Where No Plough Has Gone Before

For many, the solution is simple; rather than rely on wild seaweed we need to do what we as humans have always done in the face of food insecurity: cultivate. Already in the Eastern United States, fishermen who were put out of work by the collapse of overfished stocks have turned to kelp farming to make a living. With little more than anchor and rope, they’ve been able to coax huge forests of kelp into being off the shores of New England. On top of this, they’ve used the healthy, low acidity waters the kelp produce to grow clams, muscles and scallops alongside their kelp crops. This not only increases the economic value of their kelp farms, it further helps to clean the oceans as bivalves increase carbon extraction from the water and extract agricultural runoff.

The benefits of kelp over traditional, land-based crops are immense. They require far fewer inputs, and need no fertilizer, irrigation, nor pesticides to grow. Kelp reproduces at a fast pace and is able to produce 40 tons per acre, not including the million or so bivalves that can be harvested from that same plot. In a final stroke of ironic superiority, seaweed can even help to reverse some of the negatives of land-based crops, absorbing agricultural runoff which would otherwise pollute the ocean and converting it into food.

A secondary strategy being pursued in New Brunswick involves the combination of growing seaweed and aquaculture fish production. Held at high densities, aquaculture fish frequently contaminate water with their waste and unconsumed food. However, preliminary studies are just starting to show that the implementation of inexpensive kelp farms near aquaculture leads to both cleaner water and exceptionally fast-growing kelp. This kelp can then in turn be fed to the fish, bringing down the cost of aquaculture and simultaneously ensuring a more stable, clean ocean.

Seaweed on the coast of Nova Scotia. Photo by Lachlan Riehl

Moving Forward

Despite all that I’ve described above, commercial kelp farming has yet to take off in B.C. As of yet, there is only one kelp farm in operation in B.C., with the rest being either harvested from the wild or imported from Asia. Much of this is due to hesitation on the part of scientists and the provincial government to sanction seaweed farms without knowing the potential consequences.

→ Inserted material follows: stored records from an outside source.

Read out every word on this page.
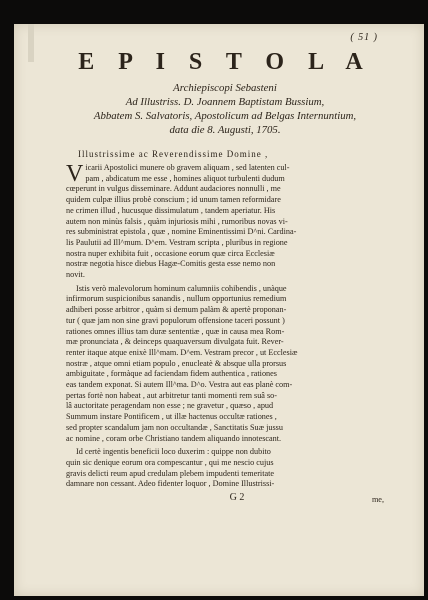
( 51 )
E P I S T O L A
Archiepiscopi Sebasteni
Ad Illustriss. D. Joannem Baptistam Bussium,
Abbatem S. Salvatoris, Apostolicum ad Belgas Internuntium,
data die 8. Augusti, 1705.
Illustrissime ac Reverendissime Domine ,
V icarii Apostolici munere ob gravem aliquam , sed latenten cul-
pam , abdicatum me esse , homines aliquot turbulenti dudum
cœperunt in vulgus disseminare. Addunt audaciores nonnulli , me
quidem culpæ illius probè conscium ; id unum tamen reformidare
ne crimen illud , hucusque dissimulatum , tandem aperiatur. His
autem non minùs falsis , quàm injuriosis mihi , rumoribus novas vi-
res subministrat epistola , quæ , nomine Eminentissimi D^ni. Cardina-
lis Paulutii ad Ill^mum. D^em. Vestram scripta , pluribus in regione
nostra nuper exhibita fuit , occasione eorum quæ circa Ecclesiæ
nostræ negotia hisce diebus Hagæ-Comitis gesta esse nemo non
novit.
Istis verò malevolorum hominum calumniis cohibendis , unàque
infirmorum suspicionibus sanandis , nullum opportunius remedium
adhiberi posse arbitror , quàm si demum palàm & apertè proponan-
tur ( quæ jam non sine gravi populorum offensione taceri possunt )
rationes omnes illius tam duræ sententiæ , quæ in causa mea Rom-
mæ pronunciata , & deinceps quaquaversum divulgata fuit. Rever-
renter itaque atque enixè Ill^mam. D^em. Vestram precor , ut Ecclesiæ
nostræ , atque omni etiam populo , enucleatè & absque ulla prorsus
ambiguitate , formàque ad faciendam fidem authentica , rationes
eas tandem exponat. Si autem Ill^ma. D^o. Vestra aut eas planè com-
pertas fortè non habeat , aut arbitretur tanti momenti rem suâ so-
lâ auctoritate peragendam non esse ; ne gravetur , quæso , apud
Summum instare Pontificem , ut illæ hactenus occultæ rationes ,
sed propter scandalum jam non occultandæ , Sanctitatis Suæ jussu
ac nomine , coram orbe Christiano tandem aliquando innotescant.
Id certè ingentis beneficii loco duxerim : quippe non dubito
quin sic denique eorum ora compescantur , qui me nescio cujus
gravis delicti reum apud credulam plebem impudenti temeritate
damnare non cessant. Adeo fidenter loquor , Domine Illustrissi-
G 2	me,
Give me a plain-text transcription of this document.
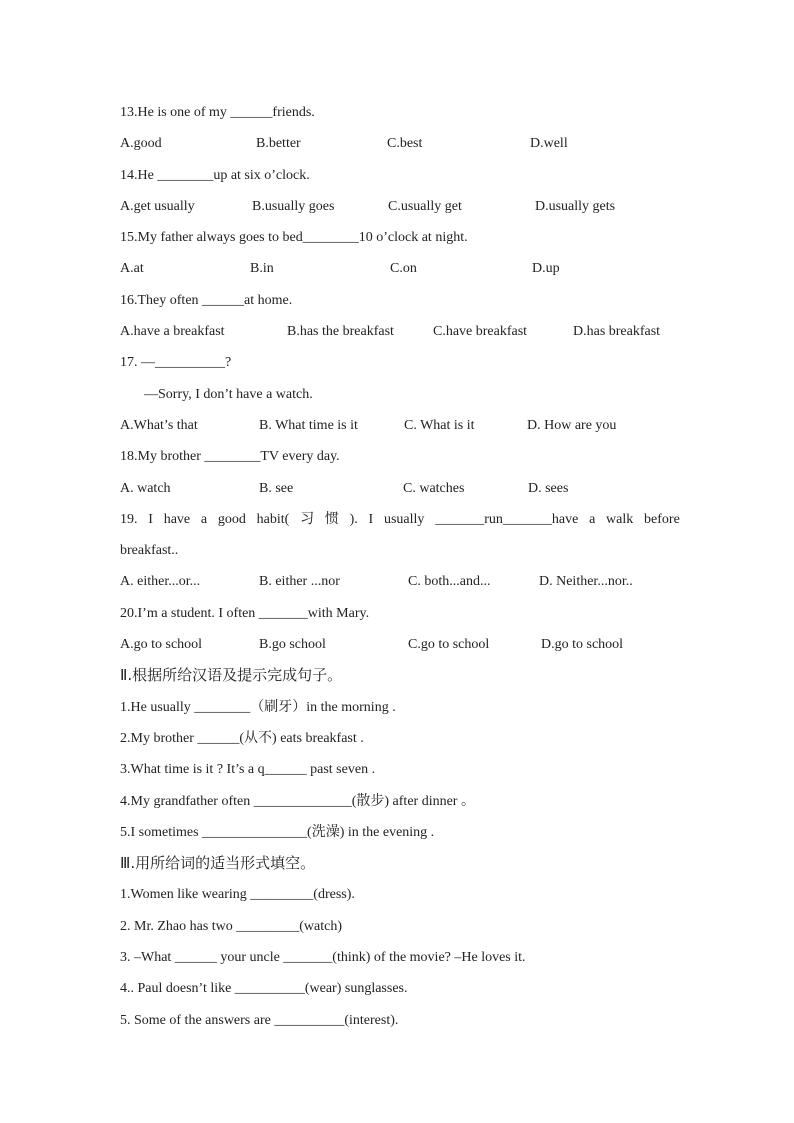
13.He is one of my ______friends.
A.good	B.better	C.best	D.well
14.He ________up at six o’clock.
A.get usually	B.usually goes	C.usually get	D.usually gets
15.My father always goes to bed________10 o’clock at night.
A.at	B.in	C.on	D.up
16.They often ______at home.
A.have a breakfast	B.has the breakfast	C.have breakfast	D.has breakfast
17. —__________?
—Sorry, I don’t have a watch.
A.What’s that	B. What time is it	C. What is it	D. How are you
18.My brother ________TV every day.
A. watch	B. see	C. watches	D. sees
19. I have a good habit( 习 惯 ). I usually _______run_______have a walk before
breakfast..
A. either...or...	B. either ...nor	C. both...and...	D. Neither...nor..
20.I’m a student. I often _______with Mary.
A.go to school	B.go school	C.go to school	D.go to school
Ⅱ.根据所给汉语及提示完成句子。
1.He usually ________（刷牙）in the morning .
2.My brother ______(从不) eats breakfast .
3.What time is it ? It’s a q______ past seven .
4.My grandfather often ______________(散步) after dinner 。
5.I sometimes _______________(洗澡) in the evening .
Ⅲ.用所给词的适当形式填空。
1.Women like wearing _________(dress).
2. Mr. Zhao has two _________(watch)
3. –What ______ your uncle _______(think) of the movie? –He loves it.
4.. Paul doesn’t like __________(wear) sunglasses.
5. Some of the answers are __________(interest).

This is a commendable example of the precautionary principle, but at some point must be overcome if we are to pursue new solutions to climate change.

One direction that holds tremendous potential is to work with First Nations communities in achieving sustainable expansion. Preliminary efforts with the Kwakiutl show great promise and will hopefully serve the dual purpose of empowering Indigenous communities and expanding kelp farming in B.C. Who better to oversee sustainable kelp than those who have done so succesfully for thousands of years?

Now more than ever, B.C. needs to seek out balance in its approach to seaweed. If the province continues to let its fears about potential outcomes halt innovation it could lose out on the potential to expand the industry and lose out on the chance to promote sustainable livelihoods and combat climate change. On the other hand, if it moves forward blindly it could see ecosystem crashes similar to the ones which occurred with cod at the other end of the country. The case studies and pilot projects this article describes mark a step in the right direction, and one which, if repeated, could lead to B.C. becoming a global leader in sustainable seaweed farming.

Liam Ragan is a McGill student studying anthropology and environment. His main academic interests are conservation and how communities can be empowered to be stewards over and benefit from their natural resources. This has led him to work with Indigenous communities in both the Pacific North West and the South Rift of Kenya in their efforts to strike a balance between environmental sustainability and livelihood development.